The fourth offer, when she was ten, she effectively turned down herself with a tantrum that frightened off the prospective adopters. She stayed at the orphanage until she was fifteen; she was then released—on parole, as it were—to take a job, or the conditions that she must live at a girls’ club until she was of age and that she must continue her studies at night school until she had a high school diploma. Her job was in the package room of a department store and she stuck at it two weeks until she got her first pay check. All of this had been in Wichita, Kansas.
She so thoroughly hated Wichita and the conditions of her parole that she used that first money she got to jump parole and take a bus to Hollywood. She was enamoured of acting and wanted to get into the booming viddy field. (That was the year they’d built the second space station, the telestation for viddy only, and it had gone up right over her head in Kansas.) She was still unattractive at fifteen and knew it, but thought she had a great acting ability and that she could do character parts and brat roles, possibly even become a comedienne.
Perhaps, she admitted, thinking of herself as being funny or potentially funny had been her defense against her own unattractiveness during adolescence. Instead of admiring herself in her mirror, she used to practice making funny faces at herself.
«Intermission,» I said.
I got up and made us each a drink, brought them back to bed. Ellen had propped up pillows for us and we lay back against them. We sipped our drinks.
«Have I been boring you, Max?» she asked.
«You never have and you never will,» I told her. «Go on.»
She went on. She went on, to California and to what she hoped would be sudden success in the viddies.
But two years in Hollywood, working as a waitress, convinced her that she wasn’t going to get a chance to try; then she did get a couple of chances and failed to get either part or any encouragement whatsoever, and that convinced her she’d better start looking for something more likely than a viddy career.

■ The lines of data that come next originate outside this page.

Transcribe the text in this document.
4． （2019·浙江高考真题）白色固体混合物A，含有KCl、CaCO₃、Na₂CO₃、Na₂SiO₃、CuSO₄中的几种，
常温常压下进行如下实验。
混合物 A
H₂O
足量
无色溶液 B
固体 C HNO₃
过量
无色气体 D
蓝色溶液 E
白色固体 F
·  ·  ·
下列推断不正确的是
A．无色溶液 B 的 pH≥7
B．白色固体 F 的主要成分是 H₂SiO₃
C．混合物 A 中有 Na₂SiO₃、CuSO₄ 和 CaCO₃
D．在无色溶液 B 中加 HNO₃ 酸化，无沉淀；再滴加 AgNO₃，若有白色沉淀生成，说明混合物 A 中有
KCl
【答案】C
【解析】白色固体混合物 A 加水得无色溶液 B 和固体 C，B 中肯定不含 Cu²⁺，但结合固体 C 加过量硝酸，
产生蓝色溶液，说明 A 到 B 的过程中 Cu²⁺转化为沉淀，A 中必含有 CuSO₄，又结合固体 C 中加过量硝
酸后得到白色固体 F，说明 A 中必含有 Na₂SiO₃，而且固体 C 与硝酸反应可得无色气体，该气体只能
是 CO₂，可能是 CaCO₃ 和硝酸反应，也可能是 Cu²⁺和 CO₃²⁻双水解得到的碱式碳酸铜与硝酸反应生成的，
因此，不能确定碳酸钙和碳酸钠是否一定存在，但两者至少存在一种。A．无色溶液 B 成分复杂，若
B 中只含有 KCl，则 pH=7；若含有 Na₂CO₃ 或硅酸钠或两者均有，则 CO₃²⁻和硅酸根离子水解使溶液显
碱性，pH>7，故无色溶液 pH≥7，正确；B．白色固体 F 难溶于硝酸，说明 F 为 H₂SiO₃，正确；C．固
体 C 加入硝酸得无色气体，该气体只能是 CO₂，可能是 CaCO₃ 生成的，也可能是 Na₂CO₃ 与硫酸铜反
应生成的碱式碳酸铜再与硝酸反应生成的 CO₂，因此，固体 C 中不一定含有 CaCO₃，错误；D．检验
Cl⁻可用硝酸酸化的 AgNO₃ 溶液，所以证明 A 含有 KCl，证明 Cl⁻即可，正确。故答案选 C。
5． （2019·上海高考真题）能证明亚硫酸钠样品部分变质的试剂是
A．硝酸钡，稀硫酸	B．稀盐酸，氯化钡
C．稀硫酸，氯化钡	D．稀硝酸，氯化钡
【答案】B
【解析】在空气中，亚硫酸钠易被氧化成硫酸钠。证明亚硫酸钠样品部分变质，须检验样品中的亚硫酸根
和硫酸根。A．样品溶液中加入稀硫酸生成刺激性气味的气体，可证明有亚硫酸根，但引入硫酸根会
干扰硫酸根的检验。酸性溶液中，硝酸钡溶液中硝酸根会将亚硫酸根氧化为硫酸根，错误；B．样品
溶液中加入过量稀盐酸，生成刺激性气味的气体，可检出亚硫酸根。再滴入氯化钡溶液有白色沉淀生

Something more likely turned out to be Ray Connor, a young man only a year older than she, who wanted to marry her. At eighteen he was an orphan too, but a recent one who had a little money and a small income from his parents’ estate. He wanted to become a lawyer and a statesman, and he was just starting to put himself through law school. When they were married he suggested that she enter college too and was a little horrified to learn that she was a year and a half short of having finished high school. Ellen was beginning by then to be aware of the shortcomings of her education and readily agreed to study high school subjects at home, with her husband’s help, until she could take college entrance examinations.
She was surprised to find that she enjoyed studying and learning, now that she was doing it because she wanted to and not because she had to. She made the college examinations in only six months—sooner than she’d have gotten a diploma if she’d stayed in Wichita and had continued going to night school there. She entered college only a term behind her husband and she too decided to study law. She’d become interested in it through his interest and had begun to see herself as a Portia, perhaps even as a states-woman; that was in the early seventies when women were going more and more into politics.